While it is impossible to have a complete picture of vulnerabilities prior to engaging with groups, exhaustive analysis of potential weaknesses based on the general characteristics is possible during the inception phase and provides a basis for adequate selection and formulation of data collection tools, engagement with people and analysis. Being aware of potential vulnerabilities (in terms of traumatic past experiences and/or current instability and insecurity; language limitations, disabilities or cultural or societal limitations) will help with planning data collection (choosing methods adequate to specific groups, frequency, formulating questions in a sensitive manner, selecting adequately prepared research personnel).
Additionally, such considerations might affect the settings and environment for data collection to ensure subjects feel safe. Vienna CoRE is an example of a project that paid significant attention to adjusting its evaluation approach to the possible vulnerabilities of its target group. Aware that newly arrived refugees and migrants carry significant luggage of difficult experiences, strengthened by the challenges of building lives in culturally and societally distant Austria, Vienna CoRE evaluation team decided to include refugees in the project’s evaluation think tank. Having these refugees help to formulate evaluation questions ensured that questions were culturally sensitive and carefully worded. Additionally, during data collection, the project made sure that social workers and native speakers were available to provide additional support to the refugees if needed. Data collection took place at Vienna CoRE premises that refugees were familiar with.
When you’re working with refugees, even questions you would never think could trigger emotion, might cause an emotional reaction. You might ask a question you think is not dangerous at all, and at some point, it triggers something in the interviewee.

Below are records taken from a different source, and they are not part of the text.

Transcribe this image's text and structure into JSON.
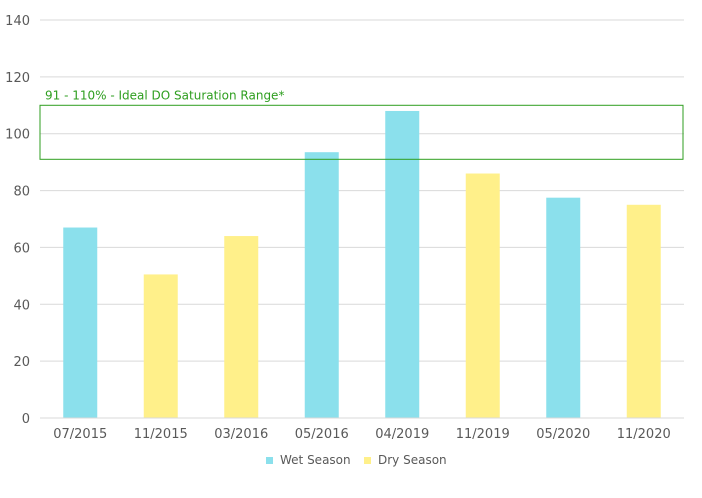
{
  "chart_data": {
    "type": "bar",
    "categories": [
      "07/2015",
      "11/2015",
      "03/2016",
      "05/2016",
      "04/2019",
      "11/2019",
      "05/2020",
      "11/2020"
    ],
    "values": [
      67,
      50.5,
      64,
      93.5,
      108,
      86,
      77.5,
      75
    ],
    "bar_series": [
      "Wet Season",
      "Dry Season",
      "Dry Season",
      "Wet Season",
      "Wet Season",
      "Dry Season",
      "Wet Season",
      "Dry Season"
    ],
    "legend": [
      {
        "name": "Wet Season",
        "color": "#8be0ec"
      },
      {
        "name": "Dry Season",
        "color": "#fff08a"
      }
    ],
    "legend_position": "bottom",
    "ylim": [
      0,
      140
    ],
    "yticks": [
      0,
      20,
      40,
      60,
      80,
      100,
      120,
      140
    ],
    "grid": true,
    "annotation": {
      "label": "91 - 110% - Ideal DO Saturation Range*",
      "range": [
        91,
        110
      ],
      "color": "#2e9e1f"
    },
    "title": "",
    "xlabel": "",
    "ylabel": ""
  }
}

That’s why we were doing the interviews at the CoRE centre where we had social workers [and] native speakers around.
Source: CoRE representative
While potential vulnerabilities of target groups have been rather evident and accounted for in projects targeting refugees and migrants (such as CoRE, Curing the Limbo, CURANT, U-RLP), it is important to consider the potential weak spots of groups that are not so evidently exposed. Since UIA-financed projects aim to solve urgent urban problems, in many instances these will involve individuals and communities struggling with many issues. Some characteristics might clearly indicate possible vulnerabilities and the need for additional considerations during evaluation (such as mental and physical disabilities), whiles others require a more sensitive analysis. To this end, projects aimed at increasing employment (such as Steam City) will inevitably target individuals struggling with unemployment, which might result in an increased sense of insecurity and vulnerability. Here, the formulation of data collection questions may benefit from particular sensitivity so that the failure of some of the project components does not increase the sense of failure of the beneficiaries. Other less obvious sets of vulnerabilities might come from the age group of the respondents (such as working with children and youth). To this end, Paris OASIS also targeted pre-school children with learning disabilities. Including these children in the evaluation posed specific ethical considerations and the need to adjust data collection instruments when necessary.
Some teachers raised the issue that a child with a disability could experience cognitive or language difficulties during data collection. In such cases, the interviewer negotiated with the teacher either a possibility not to invite a child to the interview or to have a simplified interview adapted to the child’s capacities, to make sure the child wouldn’t feel excluded.